Read also: Note 7 warnings knock Samsung's shares

Jay Y’s board nomination “is a signal that Samsung needs strong leadership in the midst of risk and uncertainty”, said Park Ju Gun, president of corporate watchdog CEOSCORE in Seoul. “By showing the markets that he’s assuming responsibility, Lee Jae Yong may be seeking to take a step forward in the succession.”

Jay Y, 48, will become more involved in strategic decision-making, including mergers and acquisitions, the Suwon, South Korea-based company said in a statement on Monday. Now co-vice chairman, he’s expected to be formally elevated to the nine-person board after a shareholder vote in October.

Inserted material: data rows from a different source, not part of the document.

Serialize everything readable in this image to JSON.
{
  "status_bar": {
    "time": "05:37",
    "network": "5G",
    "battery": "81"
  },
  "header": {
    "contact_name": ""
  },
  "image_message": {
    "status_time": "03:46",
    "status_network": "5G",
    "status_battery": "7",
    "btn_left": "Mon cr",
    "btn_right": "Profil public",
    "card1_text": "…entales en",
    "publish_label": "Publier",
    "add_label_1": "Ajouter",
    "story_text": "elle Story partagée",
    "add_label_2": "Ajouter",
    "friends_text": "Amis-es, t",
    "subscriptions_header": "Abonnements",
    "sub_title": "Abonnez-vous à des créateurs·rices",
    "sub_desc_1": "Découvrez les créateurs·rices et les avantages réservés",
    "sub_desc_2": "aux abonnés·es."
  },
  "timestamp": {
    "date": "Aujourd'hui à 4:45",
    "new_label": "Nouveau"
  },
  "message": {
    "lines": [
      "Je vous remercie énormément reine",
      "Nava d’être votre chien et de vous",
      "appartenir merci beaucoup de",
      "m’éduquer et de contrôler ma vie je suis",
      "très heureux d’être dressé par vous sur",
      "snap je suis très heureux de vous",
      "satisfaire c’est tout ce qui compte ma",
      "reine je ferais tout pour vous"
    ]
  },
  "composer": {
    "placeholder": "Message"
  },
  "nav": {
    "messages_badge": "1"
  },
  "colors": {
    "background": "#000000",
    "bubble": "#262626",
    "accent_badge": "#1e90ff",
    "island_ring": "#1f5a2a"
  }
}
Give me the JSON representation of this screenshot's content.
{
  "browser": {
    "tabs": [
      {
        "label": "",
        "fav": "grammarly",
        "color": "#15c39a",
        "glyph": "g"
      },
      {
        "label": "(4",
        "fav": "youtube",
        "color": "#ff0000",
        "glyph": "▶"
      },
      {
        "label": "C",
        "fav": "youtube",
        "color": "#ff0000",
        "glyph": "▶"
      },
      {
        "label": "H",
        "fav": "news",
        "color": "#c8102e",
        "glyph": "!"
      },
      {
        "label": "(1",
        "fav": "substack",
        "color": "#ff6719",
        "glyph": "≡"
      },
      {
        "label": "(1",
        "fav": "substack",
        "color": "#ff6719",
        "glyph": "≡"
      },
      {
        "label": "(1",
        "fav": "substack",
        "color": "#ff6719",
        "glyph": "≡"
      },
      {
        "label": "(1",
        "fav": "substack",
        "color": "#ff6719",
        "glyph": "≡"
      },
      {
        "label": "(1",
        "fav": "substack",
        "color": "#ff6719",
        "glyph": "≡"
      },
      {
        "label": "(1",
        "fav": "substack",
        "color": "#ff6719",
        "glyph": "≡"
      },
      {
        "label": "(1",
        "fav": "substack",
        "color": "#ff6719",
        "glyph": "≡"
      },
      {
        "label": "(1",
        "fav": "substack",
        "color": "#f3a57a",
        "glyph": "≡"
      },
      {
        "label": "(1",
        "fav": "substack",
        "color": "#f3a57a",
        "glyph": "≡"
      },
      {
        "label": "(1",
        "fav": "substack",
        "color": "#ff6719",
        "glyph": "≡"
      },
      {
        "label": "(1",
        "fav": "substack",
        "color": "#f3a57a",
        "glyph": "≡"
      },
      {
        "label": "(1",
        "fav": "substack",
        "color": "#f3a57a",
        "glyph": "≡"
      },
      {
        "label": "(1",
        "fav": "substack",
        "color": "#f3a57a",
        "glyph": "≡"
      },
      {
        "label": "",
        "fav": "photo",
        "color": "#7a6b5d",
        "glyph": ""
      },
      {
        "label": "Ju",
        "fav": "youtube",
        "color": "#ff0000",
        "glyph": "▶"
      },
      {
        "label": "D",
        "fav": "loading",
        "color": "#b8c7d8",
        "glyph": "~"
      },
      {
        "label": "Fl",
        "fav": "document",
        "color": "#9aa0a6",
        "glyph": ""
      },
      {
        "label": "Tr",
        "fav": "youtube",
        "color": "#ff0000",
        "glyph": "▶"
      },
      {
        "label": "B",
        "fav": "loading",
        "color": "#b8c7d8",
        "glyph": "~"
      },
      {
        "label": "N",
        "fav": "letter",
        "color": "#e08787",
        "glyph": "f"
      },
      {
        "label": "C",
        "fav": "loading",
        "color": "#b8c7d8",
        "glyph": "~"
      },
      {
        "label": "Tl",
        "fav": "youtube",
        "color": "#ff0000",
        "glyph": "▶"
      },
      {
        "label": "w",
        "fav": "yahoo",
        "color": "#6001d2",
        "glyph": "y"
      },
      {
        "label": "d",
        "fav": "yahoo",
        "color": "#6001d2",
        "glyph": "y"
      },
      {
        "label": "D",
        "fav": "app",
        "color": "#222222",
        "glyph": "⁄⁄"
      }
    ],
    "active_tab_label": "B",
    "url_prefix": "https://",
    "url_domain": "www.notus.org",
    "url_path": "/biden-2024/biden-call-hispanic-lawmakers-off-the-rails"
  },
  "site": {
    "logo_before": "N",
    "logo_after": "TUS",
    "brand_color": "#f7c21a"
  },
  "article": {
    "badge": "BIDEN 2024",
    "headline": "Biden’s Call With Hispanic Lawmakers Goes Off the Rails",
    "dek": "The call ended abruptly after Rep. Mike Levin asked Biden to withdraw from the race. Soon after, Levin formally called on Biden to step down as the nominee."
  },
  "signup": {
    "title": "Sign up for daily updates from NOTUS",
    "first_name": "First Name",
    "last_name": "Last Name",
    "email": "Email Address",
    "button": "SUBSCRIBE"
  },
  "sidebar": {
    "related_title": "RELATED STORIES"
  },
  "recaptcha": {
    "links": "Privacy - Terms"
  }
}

Jay Y has moved through a series of jobs since joining Samsung full time in 2001 and shouldered more responsibility after his father Lee Kun Hee was hospitalised in 2014. Jay Y is considered more globally minded than Lee senior. Samsung’s so-called Crown Prince speaks Korean, English and Japanese and has been credited with cutting partnerships with Apple and Google. Working with the late Apple CEO Steve Jobs, Jay Y agreed to build a new factory making the flash chips Apple wanted instead of the hard-disk drives used in early versions of the iPod. Though the two companies later clashed in court over intellectual property, Lee attended Jobs’s memorial service.

Read also: Samsung halts sales of Galaxy Note 7

Some wonder if Jay Y has his father’s vision and will command the fearsome respect that Lee senior got from the people who worked from him. We won’t know the answer until Lee senior dies because South Korean scions typically don’t succeed a living parent. In the meantime, investors will be watching how Jay Y handles the metastasising Note 7 recall.

The company has said about 2.5 million phones had been shipped before the recall, including those in the hands of consumers and carriers. Note 7s with new batteries are due to become available on September 19. On Friday, the US Consumer Product Safety Commission urged users of the phones to immediately turn them off and stop charging them. Aviation authorities around the world warned passengers not to use them during flights. Samsung and the CPSC are in talks on an official recall of the devices as soon as possible.

“The uncertainty over the Note 7 recall has grown following the tough reactions from the US,” said Lee Seung Woo, an analyst at IBK Securities in Seoul. “Samsung has to settle this situation as early as possible by replacing every Note 7 device in order to reassure customers. In the worst case scenario, Samsung may have to consider discontinuing Note 7 sales for a time.”

Before the problems with the Note 7, Samsung had been experiencing a recovery in sales and earnings that had driven its shares to a record. The recall came just days before new iPhones were unveiled and opens more of the field to Apple in the market for high-end devices.

“Samsung’s nightmare is just getting worse and worse,” said Bryan Ma, vice-president of devices research for IDC. It’s possible that airlines, rather than isolating Note 7s, may decide to ban all Samsung phones given the difficulty of differentiating between models. “If true, then the Note 7 could end up dragging down the rest of the portfolio.”